I don't think Apple likes it one single bit - they've made a metric fark-tonne of money on the MFI (Made for iPhone) based on those Lightning and 30-pin connectors... with USB-C connectivity, that changes

Much like the App Store - EU regs are pushing hard on that as well, making Apple allow 3rd party app stores (actually, they've done this already with Corp App Stores, but nobody mentions that in the blog threads)...

And I agree - USB-C ports haven't really met the expectations that it would be the one ring that binds everything together - that's still a ways away - it's been a better part of at least 11 years now that it's been around...
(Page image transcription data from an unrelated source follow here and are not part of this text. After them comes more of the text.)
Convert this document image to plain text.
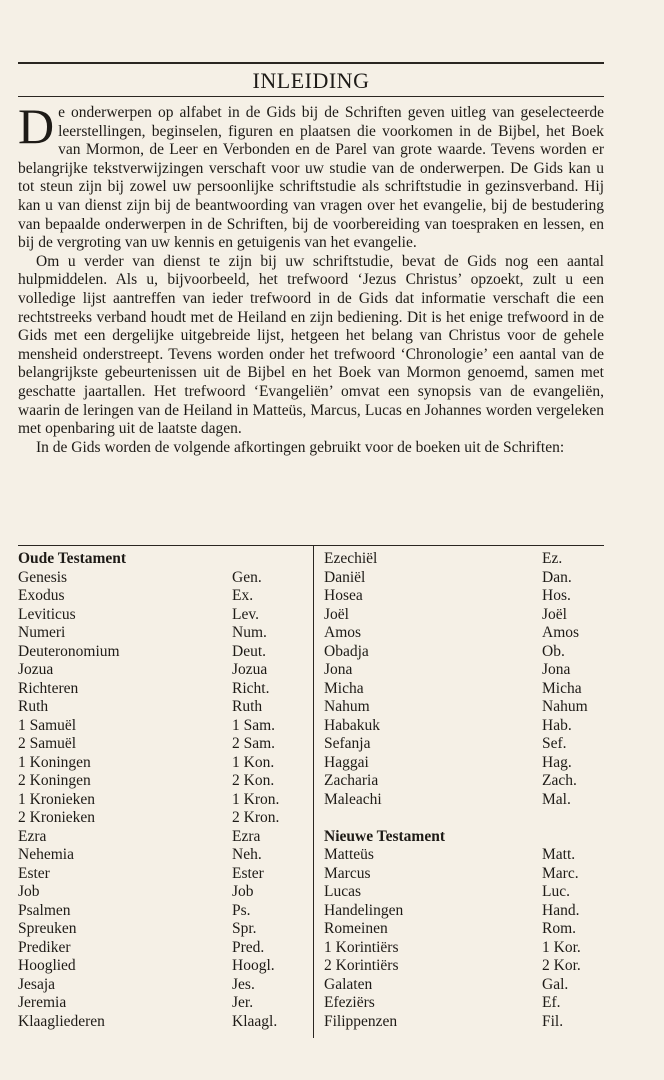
INLEIDING

De onderwerpen op alfabet in de Gids bij de Schriften geven uitleg van geselecteerde leerstellingen, beginselen, figuren en plaatsen die voorkomen in de Bijbel, het Boek van Mormon, de Leer en Verbonden en de Parel van grote waarde. Tevens worden er belangrijke tekstverwijzingen verschaft voor uw studie van de onderwerpen. De Gids kan u tot steun zijn bij zowel uw persoonlijke schriftstudie als schriftstudie in gezinsverband. Hij kan u van dienst zijn bij de beantwoording van vragen over het evangelie, bij de bestudering van bepaalde onderwerpen in de Schriften, bij de voorbereiding van toespraken en lessen, en bij de vergroting van uw kennis en getuigenis van het evangelie.

Om u verder van dienst te zijn bij uw schriftstudie, bevat de Gids nog een aantal hulpmiddelen. Als u, bijvoorbeeld, het trefwoord ‘Jezus Christus’ opzoekt, zult u een volledige lijst aantreffen van ieder trefwoord in de Gids dat informatie verschaft die een rechtstreeks verband houdt met de Heiland en zijn bediening. Dit is het enige trefwoord in de Gids met een dergelijke uitgebreide lijst, hetgeen het belang van Christus voor de gehele mensheid onderstreept. Tevens worden onder het trefwoord ‘Chronologie’ een aantal van de belangrijkste gebeurtenissen uit de Bijbel en het Boek van Mormon genoemd, samen met geschatte jaartallen. Het trefwoord ‘Evangeliën’ omvat een synopsis van de evangeliën, waarin de leringen van de Heiland in Matteüs, Marcus, Lucas en Johannes worden vergeleken met openbaring uit de laatste dagen.

In de Gids worden de volgende afkortingen gebruikt voor de boeken uit de Schriften:

Oude Testament
Genesis	Gen.
Exodus	Ex.
Leviticus	Lev.
Numeri	Num.
Deuteronomium	Deut.
Jozua	Jozua
Richteren	Richt.
Ruth	Ruth
1 Samuël	1 Sam.
2 Samuël	2 Sam.
1 Koningen	1 Kon.
2 Koningen	2 Kon.
1 Kronieken	1 Kron.
2 Kronieken	2 Kron.
Ezra	Ezra
Nehemia	Neh.
Ester	Ester
Job	Job
Psalmen	Ps.
Spreuken	Spr.
Prediker	Pred.
Hooglied	Hoogl.
Jesaja	Jes.
Jeremia	Jer.
Klaagliederen	Klaagl.
Ezechiël	Ez.
Daniël	Dan.
Hosea	Hos.
Joël	Joël
Amos	Amos
Obadja	Ob.
Jona	Jona
Micha	Micha
Nahum	Nahum
Habakuk	Hab.
Sefanja	Sef.
Haggai	Hag.
Zacharia	Zach.
Maleachi	Mal.
Nieuwe Testament
Matteüs	Matt.
Marcus	Marc.
Lucas	Luc.
Handelingen	Hand.
Romeinen	Rom.
1 Korintiërs	1 Kor.
2 Korintiërs	2 Kor.
Galaten	Gal.
Efeziërs	Ef.
Filippenzen	Fil.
As you mention - due diligence counts - but that assumes that the person plugging stuff in has done that... that's not how it was supposed to work.
 
Suppose the same goes for 802.11BE coming soon to double WIFI speeds on 6ghz.
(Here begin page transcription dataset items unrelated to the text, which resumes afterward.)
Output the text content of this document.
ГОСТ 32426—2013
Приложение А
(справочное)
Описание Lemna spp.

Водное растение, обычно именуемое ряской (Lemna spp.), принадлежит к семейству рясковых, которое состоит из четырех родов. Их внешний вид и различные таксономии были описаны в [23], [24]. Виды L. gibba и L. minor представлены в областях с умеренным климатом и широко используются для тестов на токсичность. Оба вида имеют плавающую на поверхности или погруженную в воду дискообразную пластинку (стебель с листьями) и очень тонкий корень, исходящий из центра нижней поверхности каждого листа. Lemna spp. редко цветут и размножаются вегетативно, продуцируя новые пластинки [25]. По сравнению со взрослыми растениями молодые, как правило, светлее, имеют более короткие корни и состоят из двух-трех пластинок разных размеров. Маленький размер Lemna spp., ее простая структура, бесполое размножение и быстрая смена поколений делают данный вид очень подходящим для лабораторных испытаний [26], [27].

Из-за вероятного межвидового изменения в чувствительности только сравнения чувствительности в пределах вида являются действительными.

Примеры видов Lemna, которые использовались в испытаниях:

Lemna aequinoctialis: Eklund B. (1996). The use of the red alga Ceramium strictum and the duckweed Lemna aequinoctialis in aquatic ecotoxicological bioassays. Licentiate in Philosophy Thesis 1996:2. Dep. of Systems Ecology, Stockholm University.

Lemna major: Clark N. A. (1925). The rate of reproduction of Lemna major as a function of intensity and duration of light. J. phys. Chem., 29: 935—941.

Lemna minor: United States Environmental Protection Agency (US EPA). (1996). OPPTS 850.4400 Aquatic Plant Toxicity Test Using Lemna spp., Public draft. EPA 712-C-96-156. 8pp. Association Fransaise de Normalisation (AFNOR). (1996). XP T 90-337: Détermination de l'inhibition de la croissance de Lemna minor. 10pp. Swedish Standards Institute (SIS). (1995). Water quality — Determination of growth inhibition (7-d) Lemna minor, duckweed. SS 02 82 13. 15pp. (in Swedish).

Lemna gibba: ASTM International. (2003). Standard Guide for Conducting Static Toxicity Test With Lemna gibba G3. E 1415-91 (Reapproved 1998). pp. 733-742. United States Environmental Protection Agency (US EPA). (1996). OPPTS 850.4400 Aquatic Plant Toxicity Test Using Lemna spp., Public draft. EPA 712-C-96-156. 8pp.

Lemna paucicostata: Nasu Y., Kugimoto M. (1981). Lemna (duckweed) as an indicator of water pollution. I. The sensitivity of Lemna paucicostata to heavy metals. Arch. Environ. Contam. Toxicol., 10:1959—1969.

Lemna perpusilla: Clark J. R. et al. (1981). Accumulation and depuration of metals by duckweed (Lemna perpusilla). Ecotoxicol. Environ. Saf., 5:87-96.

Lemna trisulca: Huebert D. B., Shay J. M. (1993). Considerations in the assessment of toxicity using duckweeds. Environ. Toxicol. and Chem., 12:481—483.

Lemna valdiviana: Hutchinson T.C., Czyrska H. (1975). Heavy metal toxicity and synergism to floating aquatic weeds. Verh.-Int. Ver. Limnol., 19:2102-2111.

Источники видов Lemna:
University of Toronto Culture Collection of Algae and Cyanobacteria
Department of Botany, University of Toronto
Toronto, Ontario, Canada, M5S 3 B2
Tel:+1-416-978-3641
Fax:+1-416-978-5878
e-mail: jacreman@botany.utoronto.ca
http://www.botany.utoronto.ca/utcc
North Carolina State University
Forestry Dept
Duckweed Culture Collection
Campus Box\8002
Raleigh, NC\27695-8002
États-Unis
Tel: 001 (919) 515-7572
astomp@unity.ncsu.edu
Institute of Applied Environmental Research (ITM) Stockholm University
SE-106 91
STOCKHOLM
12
Marketing is setting bad expectations there - just saying...

Shannon Limits still apply - laws of physics don't change just because it's on a spec sheet.
 
In regards to SSDs yes Samsung’s qualitative dominance has nearly disappeared. WDs biggest issues especially with the SN750 was the awful idle power draw (important in mobile use) as it couldn’t get down to low sleep states and performance as the drive filled, one area where Samsung controllers used to be superior to the competition. The SN850/850X seem to have fixed those lingering issues, it’s only real weakness being extremely high idle to wake latency but probably not noticeable in real world use. Samsungs pricing also has come down due the competition these days, the 990 2TB in some places is not more than $10-15 over the WDSN850X.
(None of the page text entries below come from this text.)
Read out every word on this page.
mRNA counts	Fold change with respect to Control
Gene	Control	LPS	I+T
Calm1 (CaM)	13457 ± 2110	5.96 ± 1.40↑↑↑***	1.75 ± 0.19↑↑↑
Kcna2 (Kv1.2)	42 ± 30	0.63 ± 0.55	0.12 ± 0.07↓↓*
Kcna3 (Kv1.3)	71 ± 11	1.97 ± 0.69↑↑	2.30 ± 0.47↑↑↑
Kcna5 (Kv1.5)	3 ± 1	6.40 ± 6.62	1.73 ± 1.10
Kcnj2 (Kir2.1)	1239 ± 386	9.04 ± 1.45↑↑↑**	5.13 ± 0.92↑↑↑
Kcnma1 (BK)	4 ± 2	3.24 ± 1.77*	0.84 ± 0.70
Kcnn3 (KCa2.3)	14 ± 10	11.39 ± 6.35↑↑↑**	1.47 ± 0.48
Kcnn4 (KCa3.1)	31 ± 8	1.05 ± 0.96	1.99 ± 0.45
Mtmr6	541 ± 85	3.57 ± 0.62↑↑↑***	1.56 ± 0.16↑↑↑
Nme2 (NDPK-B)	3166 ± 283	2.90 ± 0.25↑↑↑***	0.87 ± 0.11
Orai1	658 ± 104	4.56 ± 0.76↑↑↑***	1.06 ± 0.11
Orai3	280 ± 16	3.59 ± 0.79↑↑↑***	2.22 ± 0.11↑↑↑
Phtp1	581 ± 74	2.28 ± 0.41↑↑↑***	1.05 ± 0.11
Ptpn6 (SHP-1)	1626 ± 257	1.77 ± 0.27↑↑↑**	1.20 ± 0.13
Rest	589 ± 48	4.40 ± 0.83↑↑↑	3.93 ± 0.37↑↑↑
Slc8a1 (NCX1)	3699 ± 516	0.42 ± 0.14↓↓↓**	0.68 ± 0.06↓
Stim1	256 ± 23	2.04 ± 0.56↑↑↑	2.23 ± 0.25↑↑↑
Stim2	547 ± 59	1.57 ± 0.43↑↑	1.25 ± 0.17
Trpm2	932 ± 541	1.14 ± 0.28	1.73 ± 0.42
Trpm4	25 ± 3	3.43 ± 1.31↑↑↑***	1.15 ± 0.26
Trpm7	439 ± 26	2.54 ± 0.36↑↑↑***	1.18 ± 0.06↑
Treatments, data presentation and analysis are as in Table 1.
Samsung and WD are probably still better buys than some of the lower priced competitors in regards to dealing with sudden power loss. I thought Hynix was a good contender till I saw this article below last year, hence why I stuck to Samsung, not sure if they improved on power loss protection in the P41. Granted only a few drives were tested at the time, goes to show there’s more than just sequential read/write speeds that matter. Important stuff like 4K random reads writes , dynamic pSLC cache sizes, sustained write speeds post pSLC are usually missed in lot of the superficial reviews, which do empty drive tests.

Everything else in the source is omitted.